Despite some surprisingly eerie and unforgettable scenes involving parapsychology and a disembodied hand, DAUGHTER OF THE MIND is more of a mystery with a paranormal twist than a conventional horror film. And Ray Milland’s sensitive portrayal of a grieving parent gives it an unexpected poignancy. At one point Tierney’s character describes her husband as a man who “wants so badly for the dead not to be dead” and over the course of the film you become keenly aware that she quietly shares his pain. Despite its conventional trappings it is a poignant examination of the ways we mourn and our inability to abandon the ones we love, even after death.
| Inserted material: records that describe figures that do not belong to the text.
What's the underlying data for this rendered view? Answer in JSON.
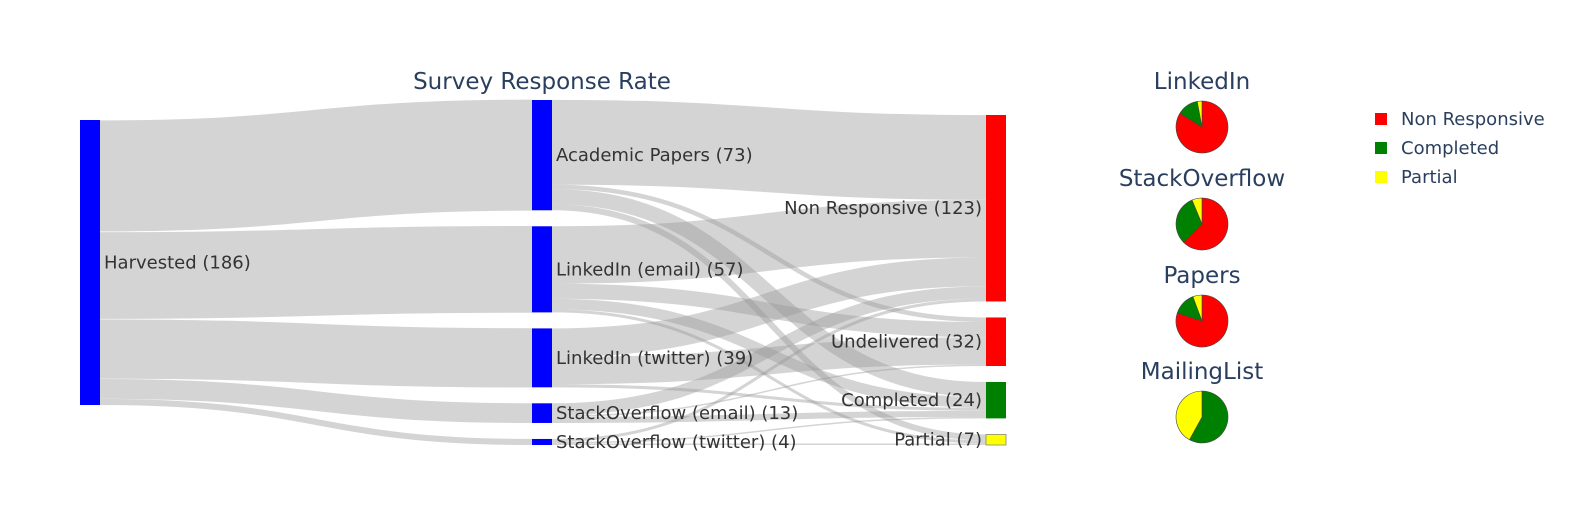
{
  "chart_data": [
    {
      "type": "sankey",
      "title": "Survey Response Rate",
      "link_color": "#999999",
      "nodes": [
        {
          "id": "harvested",
          "label": "Harvested (186)",
          "value": 186,
          "color": "#0000ff",
          "column": 0
        },
        {
          "id": "academic",
          "label": "Academic Papers (73)",
          "value": 73,
          "color": "#0000ff",
          "column": 1
        },
        {
          "id": "li_email",
          "label": "LinkedIn (email) (57)",
          "value": 57,
          "color": "#0000ff",
          "column": 1
        },
        {
          "id": "li_twitter",
          "label": "LinkedIn (twitter) (39)",
          "value": 39,
          "color": "#0000ff",
          "column": 1
        },
        {
          "id": "so_email",
          "label": "StackOverflow (email) (13)",
          "value": 13,
          "color": "#0000ff",
          "column": 1
        },
        {
          "id": "so_twitter",
          "label": "StackOverflow (twitter) (4)",
          "value": 4,
          "color": "#0000ff",
          "column": 1
        },
        {
          "id": "nonresp",
          "label": "Non Responsive (123)",
          "value": 123,
          "color": "#ff0000",
          "column": 2
        },
        {
          "id": "undelivered",
          "label": "Undelivered (32)",
          "value": 32,
          "color": "#ff0000",
          "column": 2
        },
        {
          "id": "completed",
          "label": "Completed (24)",
          "value": 24,
          "color": "#008000",
          "column": 2
        },
        {
          "id": "partial",
          "label": "Partial (7)",
          "value": 7,
          "color": "#ffff00",
          "column": 2
        }
      ],
      "links": [
        {
          "source": "harvested",
          "target": "academic",
          "value": 73
        },
        {
          "source": "harvested",
          "target": "li_email",
          "value": 57
        },
        {
          "source": "harvested",
          "target": "li_twitter",
          "value": 39
        },
        {
          "source": "harvested",
          "target": "so_email",
          "value": 13
        },
        {
          "source": "harvested",
          "target": "so_twitter",
          "value": 4
        },
        {
          "source": "academic",
          "target": "nonresp",
          "value": 56
        },
        {
          "source": "academic",
          "target": "undelivered",
          "value": 3
        },
        {
          "source": "academic",
          "target": "completed",
          "value": 10
        },
        {
          "source": "academic",
          "target": "partial",
          "value": 4
        },
        {
          "source": "li_email",
          "target": "nonresp",
          "value": 38
        },
        {
          "source": "li_email",
          "target": "undelivered",
          "value": 10
        },
        {
          "source": "li_email",
          "target": "completed",
          "value": 7
        },
        {
          "source": "li_email",
          "target": "partial",
          "value": 2
        },
        {
          "source": "li_twitter",
          "target": "nonresp",
          "value": 19
        },
        {
          "source": "li_twitter",
          "target": "undelivered",
          "value": 18
        },
        {
          "source": "li_twitter",
          "target": "completed",
          "value": 2
        },
        {
          "source": "so_email",
          "target": "nonresp",
          "value": 8
        },
        {
          "source": "so_email",
          "target": "undelivered",
          "value": 1
        },
        {
          "source": "so_email",
          "target": "completed",
          "value": 4
        },
        {
          "source": "so_twitter",
          "target": "nonresp",
          "value": 2
        },
        {
          "source": "so_twitter",
          "target": "completed",
          "value": 1
        },
        {
          "source": "so_twitter",
          "target": "partial",
          "value": 1
        }
      ]
    },
    {
      "type": "pie",
      "title": "LinkedIn",
      "slices": [
        {
          "name": "Non Responsive",
          "value": 57,
          "color": "#ff0000"
        },
        {
          "name": "Completed",
          "value": 9,
          "color": "#008000"
        },
        {
          "name": "Partial",
          "value": 2,
          "color": "#ffff00"
        }
      ]
    },
    {
      "type": "pie",
      "title": "StackOverflow",
      "slices": [
        {
          "name": "Non Responsive",
          "value": 10,
          "color": "#ff0000"
        },
        {
          "name": "Completed",
          "value": 5,
          "color": "#008000"
        },
        {
          "name": "Partial",
          "value": 1,
          "color": "#ffff00"
        }
      ]
    },
    {
      "type": "pie",
      "title": "Papers",
      "slices": [
        {
          "name": "Non Responsive",
          "value": 56,
          "color": "#ff0000"
        },
        {
          "name": "Completed",
          "value": 10,
          "color": "#008000"
        },
        {
          "name": "Partial",
          "value": 4,
          "color": "#ffff00"
        }
      ]
    },
    {
      "type": "pie",
      "title": "MailingList",
      "slices": [
        {
          "name": "Non Responsive",
          "value": 0,
          "color": "#ff0000"
        },
        {
          "name": "Completed",
          "value": 58,
          "color": "#008000"
        },
        {
          "name": "Partial",
          "value": 42,
          "color": "#ffff00"
        }
      ]
    }
  ],
  "legend": {
    "placement": "top-right",
    "items": [
      {
        "name": "Non Responsive",
        "color": "#ff0000"
      },
      {
        "name": "Completed",
        "color": "#008000"
      },
      {
        "name": "Partial",
        "color": "#ffff00"
      }
    ]
  }
}
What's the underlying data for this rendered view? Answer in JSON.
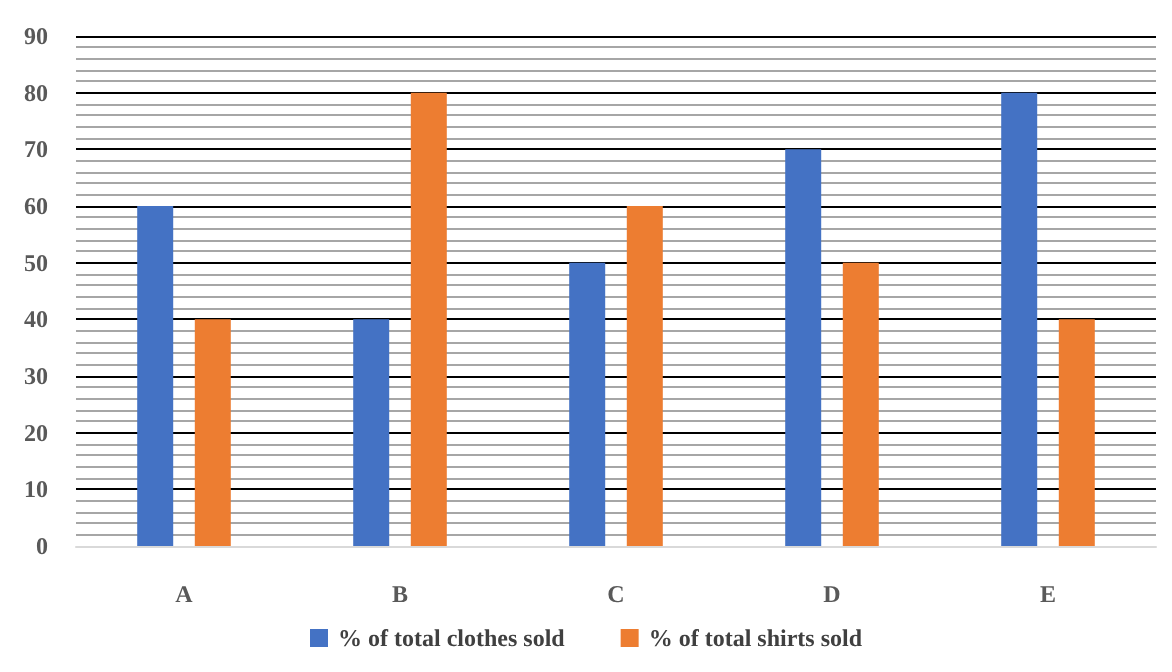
{
  "chart_data": {
    "type": "bar",
    "categories": [
      "A",
      "B",
      "C",
      "D",
      "E"
    ],
    "series": [
      {
        "name": "% of total clothes sold",
        "color": "#4472c4",
        "values": [
          60,
          40,
          50,
          70,
          80
        ]
      },
      {
        "name": "% of total shirts sold",
        "color": "#ed7d31",
        "values": [
          40,
          80,
          60,
          50,
          40
        ]
      }
    ],
    "ylim": [
      0,
      90
    ],
    "yticks": [
      0,
      10,
      20,
      30,
      40,
      50,
      60,
      70,
      80,
      90
    ],
    "grid": true,
    "legend": "bottom"
  }
}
DAUGHTER OF THE MIND has never officially been released on DVD or video but bootleg copies of this early telefilm can occasionally be found on eBay and you can currently view it on Youtube but the quality is abysmal. It’s hard to imagine that any company would be interested in restoring and releasing it but recently many telefilms have been finding their way onto DVD thanks to the Warner Archives. DAUGHTER OF THE MIND is a Twentieth Century-Fox production so Fox would undoubtedly have to take charge of the release but in the meantime anyone interested in seeing this noteworthy made-for-TV effort is going to have to resort to buying bootlegs and relying on Youtube.